The sparse_vector type is deprecated and will be removed in 8.0.

A sparse_vector field stores sparse vectors of float values. The maximum number of dimensions that can be in a vector should not exceed 1024. The number of dimensions can be different across documents. A sparse_vector field is a single-valued field.

These vectors can be used for document scoring. For example, a document score can represent a distance between a given query vector and the indexed document vector.

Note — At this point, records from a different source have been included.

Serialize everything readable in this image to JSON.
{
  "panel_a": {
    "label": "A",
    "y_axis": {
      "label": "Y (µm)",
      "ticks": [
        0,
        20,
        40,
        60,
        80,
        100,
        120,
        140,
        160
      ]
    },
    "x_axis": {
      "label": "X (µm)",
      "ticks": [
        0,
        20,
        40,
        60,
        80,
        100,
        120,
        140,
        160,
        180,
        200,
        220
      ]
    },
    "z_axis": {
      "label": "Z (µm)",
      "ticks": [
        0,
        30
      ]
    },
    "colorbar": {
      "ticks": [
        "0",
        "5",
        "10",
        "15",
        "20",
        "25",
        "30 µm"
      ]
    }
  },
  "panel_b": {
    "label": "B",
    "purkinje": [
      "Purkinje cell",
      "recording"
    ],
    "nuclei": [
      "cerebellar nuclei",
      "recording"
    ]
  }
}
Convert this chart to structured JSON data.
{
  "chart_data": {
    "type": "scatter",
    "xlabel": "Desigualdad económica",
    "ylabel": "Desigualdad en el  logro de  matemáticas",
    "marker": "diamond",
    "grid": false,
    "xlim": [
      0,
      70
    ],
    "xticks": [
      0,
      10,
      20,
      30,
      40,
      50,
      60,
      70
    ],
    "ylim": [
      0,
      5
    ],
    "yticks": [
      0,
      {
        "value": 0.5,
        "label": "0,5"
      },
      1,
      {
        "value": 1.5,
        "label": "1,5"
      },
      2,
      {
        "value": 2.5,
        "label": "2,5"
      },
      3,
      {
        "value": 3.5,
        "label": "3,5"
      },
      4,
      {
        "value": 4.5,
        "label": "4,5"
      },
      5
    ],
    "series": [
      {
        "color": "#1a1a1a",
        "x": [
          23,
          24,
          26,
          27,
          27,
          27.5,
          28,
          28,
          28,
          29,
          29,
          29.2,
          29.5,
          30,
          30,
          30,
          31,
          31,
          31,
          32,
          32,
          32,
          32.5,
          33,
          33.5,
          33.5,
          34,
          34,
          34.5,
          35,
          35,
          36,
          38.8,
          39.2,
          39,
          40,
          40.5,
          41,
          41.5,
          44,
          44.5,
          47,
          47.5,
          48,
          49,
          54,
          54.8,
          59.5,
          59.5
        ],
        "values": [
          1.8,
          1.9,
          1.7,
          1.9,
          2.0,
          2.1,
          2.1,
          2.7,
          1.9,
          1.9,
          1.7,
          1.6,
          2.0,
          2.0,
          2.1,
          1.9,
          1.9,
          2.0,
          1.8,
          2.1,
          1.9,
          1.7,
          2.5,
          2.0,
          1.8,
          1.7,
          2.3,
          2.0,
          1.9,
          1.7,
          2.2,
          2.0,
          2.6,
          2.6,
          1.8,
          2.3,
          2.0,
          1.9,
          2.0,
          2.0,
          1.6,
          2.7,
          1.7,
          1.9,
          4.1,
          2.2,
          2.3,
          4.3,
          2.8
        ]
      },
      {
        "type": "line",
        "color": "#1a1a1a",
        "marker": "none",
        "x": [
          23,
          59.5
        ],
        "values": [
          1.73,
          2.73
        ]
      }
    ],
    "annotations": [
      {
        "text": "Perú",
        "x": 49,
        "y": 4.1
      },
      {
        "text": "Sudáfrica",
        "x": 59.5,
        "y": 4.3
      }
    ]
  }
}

You represent a sparse vector as an object, where object fields are dimensions, and fields values are values for these dimensions. Dimensions are integer values from 0 to 65535 encoded as strings. Dimensions don’t need to be in order.

  1. PUT my-index-000001
  2. {
  3. "mappings": {
  4. "properties": {
  5. "my_vector": {
  6. "type": "sparse_vector"
  7. },
  8. "my_text" : {
  9. "type" : "keyword"
  10. }
  11. }
  12. }
  13. }
  1. PUT my-index-000001/_doc/1
  2. {
  3. "my_text" : "text1",
  4. "my_vector" : {"1": 0.5, "5": -0.5, "100": 1}
  5. }
  6. PUT my-index-000001/_doc/2
  7. {
  8. "my_text" : "text2",
  9. "my_vector" : {"103": 0.5, "4": -0.5, "5": 1, "11" : 1.2}
  10. }

Internally, each document’s sparse vector is encoded as a binary doc value. Its size in bytes is equal to 6 * NUMBER_OF_DIMENSIONS + 4, where NUMBER_OF_DIMENSIONS - number of the vector’s dimensions.